Cautionary Kate

A flimsy show about the voices in our heads

★★
theatre review (edinburgh) | Read in About 2 minutes
Published 09 Aug 2016

Most of us have two voices in our head – the optimistic, day-dreamy, wish-fulfilment angel and the pessimistic, everyone-hates-you, nay-saying devil. But Kate’s are a little louder than most.

This flimsy one-person by Katie Sherrard sees her heroine pulled in different directions by her equally unhelpful imaginary friends, loudly mic'ed over the action. Kate wakes up, bleary, from a party where she got too drunk and made a fool of herself doing karaoke in front of this guy she’s crushing on. Her good angel tries to swaddle her in a nice dream—essentially the plot of My Fair Lady—but the bad angel intrudes with cringeworthy memories of the night before.

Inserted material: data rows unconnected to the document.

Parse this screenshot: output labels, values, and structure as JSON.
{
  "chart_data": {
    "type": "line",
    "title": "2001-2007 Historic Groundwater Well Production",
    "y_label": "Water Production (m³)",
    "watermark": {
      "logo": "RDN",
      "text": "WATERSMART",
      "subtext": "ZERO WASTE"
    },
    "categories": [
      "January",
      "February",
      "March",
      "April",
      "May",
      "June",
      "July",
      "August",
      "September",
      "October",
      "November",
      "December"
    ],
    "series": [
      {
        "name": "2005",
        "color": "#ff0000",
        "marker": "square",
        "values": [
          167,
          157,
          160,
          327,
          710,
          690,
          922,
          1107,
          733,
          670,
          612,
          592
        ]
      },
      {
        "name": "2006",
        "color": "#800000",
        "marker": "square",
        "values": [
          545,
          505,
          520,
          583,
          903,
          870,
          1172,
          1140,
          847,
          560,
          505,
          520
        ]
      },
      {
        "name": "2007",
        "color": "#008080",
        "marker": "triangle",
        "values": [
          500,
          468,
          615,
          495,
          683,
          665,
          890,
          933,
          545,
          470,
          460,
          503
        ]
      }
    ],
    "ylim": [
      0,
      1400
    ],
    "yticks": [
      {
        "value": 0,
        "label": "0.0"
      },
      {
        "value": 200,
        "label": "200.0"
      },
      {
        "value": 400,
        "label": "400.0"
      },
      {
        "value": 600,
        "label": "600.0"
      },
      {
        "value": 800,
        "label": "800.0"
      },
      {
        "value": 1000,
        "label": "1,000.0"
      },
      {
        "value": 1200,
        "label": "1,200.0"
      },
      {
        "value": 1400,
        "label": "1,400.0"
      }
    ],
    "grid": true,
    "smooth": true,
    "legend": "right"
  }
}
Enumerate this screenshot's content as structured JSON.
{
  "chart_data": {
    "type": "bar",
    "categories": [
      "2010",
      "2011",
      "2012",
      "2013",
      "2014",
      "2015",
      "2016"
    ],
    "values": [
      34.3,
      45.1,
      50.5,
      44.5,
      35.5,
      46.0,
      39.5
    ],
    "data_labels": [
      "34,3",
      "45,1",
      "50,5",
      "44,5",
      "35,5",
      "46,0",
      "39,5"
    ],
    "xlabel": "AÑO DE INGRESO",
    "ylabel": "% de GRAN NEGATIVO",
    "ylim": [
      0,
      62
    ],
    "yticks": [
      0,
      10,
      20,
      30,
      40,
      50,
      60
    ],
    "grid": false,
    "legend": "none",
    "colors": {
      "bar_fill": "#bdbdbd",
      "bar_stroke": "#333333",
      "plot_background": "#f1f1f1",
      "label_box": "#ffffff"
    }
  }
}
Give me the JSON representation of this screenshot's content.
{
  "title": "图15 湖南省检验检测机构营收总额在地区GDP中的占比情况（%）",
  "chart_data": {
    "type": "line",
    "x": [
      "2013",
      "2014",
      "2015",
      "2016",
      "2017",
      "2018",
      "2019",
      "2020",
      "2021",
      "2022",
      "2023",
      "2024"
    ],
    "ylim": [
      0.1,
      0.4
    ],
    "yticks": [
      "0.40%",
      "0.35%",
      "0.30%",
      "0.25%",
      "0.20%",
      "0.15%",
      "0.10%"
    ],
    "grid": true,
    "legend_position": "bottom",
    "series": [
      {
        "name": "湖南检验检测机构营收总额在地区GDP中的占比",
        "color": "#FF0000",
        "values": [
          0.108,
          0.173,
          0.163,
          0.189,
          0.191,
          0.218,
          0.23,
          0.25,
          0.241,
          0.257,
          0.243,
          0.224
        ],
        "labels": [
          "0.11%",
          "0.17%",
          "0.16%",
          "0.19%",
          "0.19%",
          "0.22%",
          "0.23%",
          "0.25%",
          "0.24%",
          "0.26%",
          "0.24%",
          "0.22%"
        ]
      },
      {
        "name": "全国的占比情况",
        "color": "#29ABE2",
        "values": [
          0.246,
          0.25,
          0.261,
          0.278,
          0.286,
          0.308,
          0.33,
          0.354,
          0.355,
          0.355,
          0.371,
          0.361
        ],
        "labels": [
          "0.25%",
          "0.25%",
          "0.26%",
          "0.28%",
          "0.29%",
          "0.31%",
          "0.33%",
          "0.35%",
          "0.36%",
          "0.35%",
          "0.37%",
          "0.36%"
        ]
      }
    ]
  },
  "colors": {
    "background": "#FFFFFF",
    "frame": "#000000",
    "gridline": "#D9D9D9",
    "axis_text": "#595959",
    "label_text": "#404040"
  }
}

This pattern repeats for 45 minutes, as Kate indulges her fantasies—winning an Oscar, wowing people at parties with her dance routines, bagging an Olympic gold medal—before being brought rudely back down to earth, and practically ground into dust, by fears that everyone loathes her, her friends think she’s boring, she’ll never win her man.

Sherrard infuses the show with energy, trembling with self-loathing one minute and gleefully strutting the next. She’s got good comic timing, and confidently draws the audience into the action. But, oh, the material is more insubstantial than one of her daydreams. There’s an appealing character in here, but there is not yet a show. The final big realisation—that even if things don’t work out perfectly, taking action is better than living in a fantasy world—is the sort of message you’d expect of a children’s book.